When this sort of activity is deemed an acceptable form of protest and making political change, excesses are inevitable. Europe is still reeling from the assassination of a Dutch politician — “the first political murder in the country since the 17th century” — apparently the work of “a militant vegan enraged by [the candidate’s] willingness to legalize mink farming,” according to The Economist. Said the alleged assassin in an interview two years ago, of factory farming and meat production: “Such things shouldn’t be happening in a civilized country… Protecting animals is civilizing people.”

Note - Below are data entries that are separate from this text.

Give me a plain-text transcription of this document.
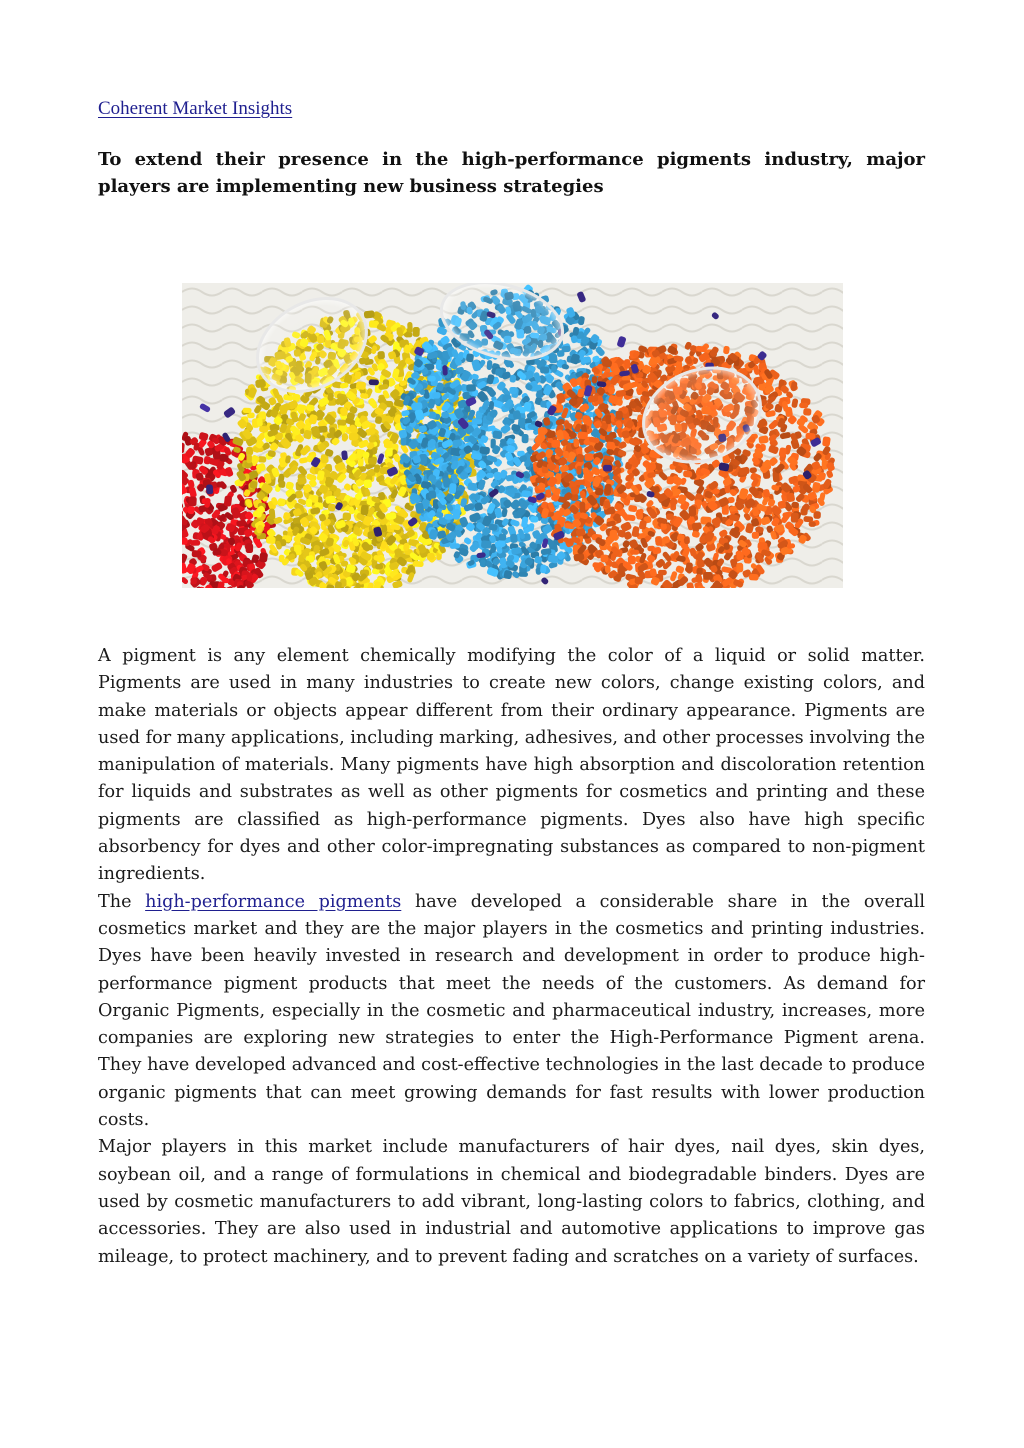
Coherent Market Insights
To extend their presence in the high-performance pigments industry, major players are implementing new business strategies

A pigment is any element chemically modifying the color of a liquid or solid matter. Pigments are used in many industries to create new colors, change existing colors, and make materials or objects appear different from their ordinary appearance. Pigments are used for many applications, including marking, adhesives, and other processes involving the manipulation of materials. Many pigments have high absorption and discoloration retention for liquids and substrates as well as other pigments for cosmetics and printing and these pigments are classified as high-performance pigments. Dyes also have high specific absorbency for dyes and other color-impregnating substances as compared to non-pigment ingredients.

The high-performance pigments have developed a considerable share in the overall cosmetics market and they are the major players in the cosmetics and printing industries. Dyes have been heavily invested in research and development in order to produce high-performance pigment products that meet the needs of the customers. As demand for Organic Pigments, especially in the cosmetic and pharmaceutical industry, increases, more companies are exploring new strategies to enter the High-Performance Pigment arena. They have developed advanced and cost-effective technologies in the last decade to produce organic pigments that can meet growing demands for fast results with lower production costs.

Major players in this market include manufacturers of hair dyes, nail dyes, skin dyes, soybean oil, and a range of formulations in chemical and biodegradable binders. Dyes are used by cosmetic manufacturers to add vibrant, long-lasting colors to fabrics, clothing, and accessories. They are also used in industrial and automotive applications to improve gas mileage, to protect machinery, and to prevent fading and scratches on a variety of surfaces.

While the alleged assassin is not linked to any American animal rights group, people have been tortured and killed in the name of animal rights in Europe in the past. As we wrote in a Center for Consumer Freedom opinion piece published by USA Today late last year, a McDonald’s employee was killed in an animal rights-related bombing in France in 2000, and in 1999, British journalist Graham Hall was kidnapped at gunpoint by the ALF, and the letters ”ALF,” 4 inches high, were burned into his back with a branding iron. An ALF spokesperson’s comment: ”People who make a living in this way have to expect from time to time to take the consequences of their actions.” Hall’s ”crime”: He made a video documentary critical of ALF.

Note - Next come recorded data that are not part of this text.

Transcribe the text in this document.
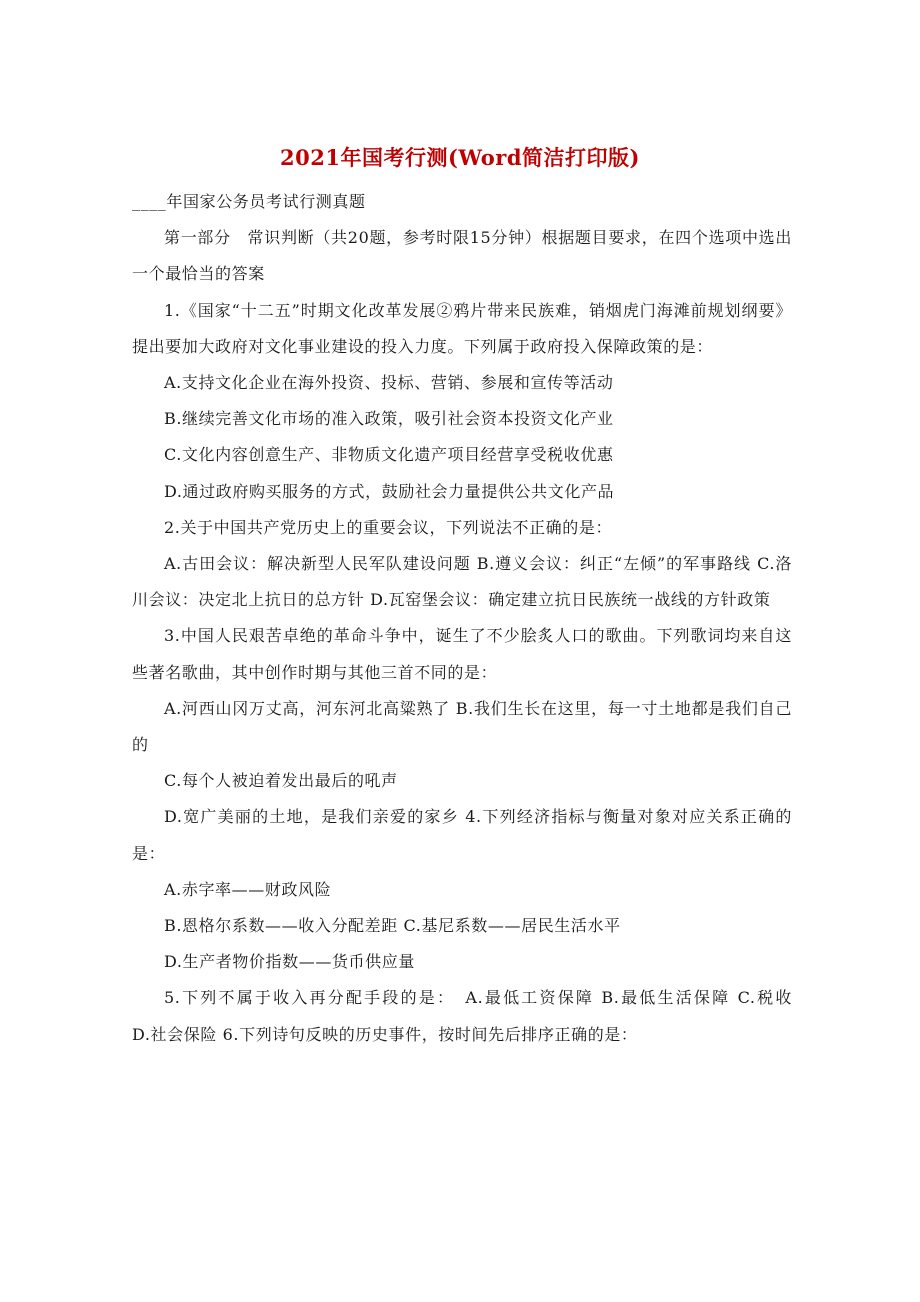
2021年国考行测(Word简洁打印版)

____年国家公务员考试行测真题

第一部分　常识判断（共20题，参考时限15分钟）根据题目要求，在四个选项中选出一个最恰当的答案

1.《国家“十二五”时期文化改革发展②鸦片带来民族难，销烟虎门海滩前规划纲要》提出要加大政府对文化事业建设的投入力度。下列属于政府投入保障政策的是：

A.支持文化企业在海外投资、投标、营销、参展和宣传等活动

B.继续完善文化市场的准入政策，吸引社会资本投资文化产业

C.文化内容创意生产、非物质文化遗产项目经营享受税收优惠

D.通过政府购买服务的方式，鼓励社会力量提供公共文化产品

2.关于中国共产党历史上的重要会议，下列说法不正确的是：

A.古田会议：解决新型人民军队建设问题 B.遵义会议：纠正“左倾”的军事路线 C.洛川会议：决定北上抗日的总方针 D.瓦窑堡会议：确定建立抗日民族统一战线的方针政策

3.中国人民艰苦卓绝的革命斗争中，诞生了不少脍炙人口的歌曲。下列歌词均来自这些著名歌曲，其中创作时期与其他三首不同的是：

A.河西山冈万丈高，河东河北高粱熟了 B.我们生长在这里，每一寸土地都是我们自己的

C.每个人被迫着发出最后的吼声

D.宽广美丽的土地，是我们亲爱的家乡 4.下列经济指标与衡量对象对应关系正确的是：

A.赤字率——财政风险

B.恩格尔系数——收入分配差距 C.基尼系数——居民生活水平

D.生产者物价指数——货币供应量

5.下列不属于收入再分配手段的是：　A.最低工资保障 B.最低生活保障 C.税收　　　D.社会保险 6.下列诗句反映的历史事件，按时间先后排序正确的是：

Meanwhile PETA washes its hands of its unseemly allies, and directs its campaigns elsewhere. PETA’s Ingrid Newkirk has denied that her group targets children, telling CNN earlier this year that “everything we do is based at adults.” This despite PETA’s distribution of trading cards showing sickly cartoon children suffering ailments PETA claims are brought on by milk, and organization of a rally outside an elementary school after being denied permission to spread vegan propaganda inside — and PETA’s current appeal of a Utah court ruling, in which the group seeks the right to speak at public schools to respond to anything PETA considers anti-animal.
Now PETA is screening “an explicit video at elementary schools” (their words) that shows pork being processed. After the film was shown in Portsmouth, New Hampshire, the city’s mayor declared: “It’s an absolute atrocity, to use children this way.” In a letter to PETA, she added: “Has your campaign failed so miserably among adults, those who actually make the food-choice purchases in homes across our city, that you must target children as young as 11 to try to make your case? Was this ethical treatment of young people, or simply a publicity stunt in poor taste?”
All of these PETA activities — the harassment of children, the support of ALF and ELF terrorists — are tax-exempt. And the Center for the Defense of Free Enterprise (CDFE) is doing something about it. The organization has filed a complaint against PETA with the Internal Revenue Service. Says the CDFE: “It is a matter of public concern who received PETA grants and allocations, how much they received and why they received it. It is a legitimate question to ask whether PETA gave grants to any FBI-declared domestic terrorist group.”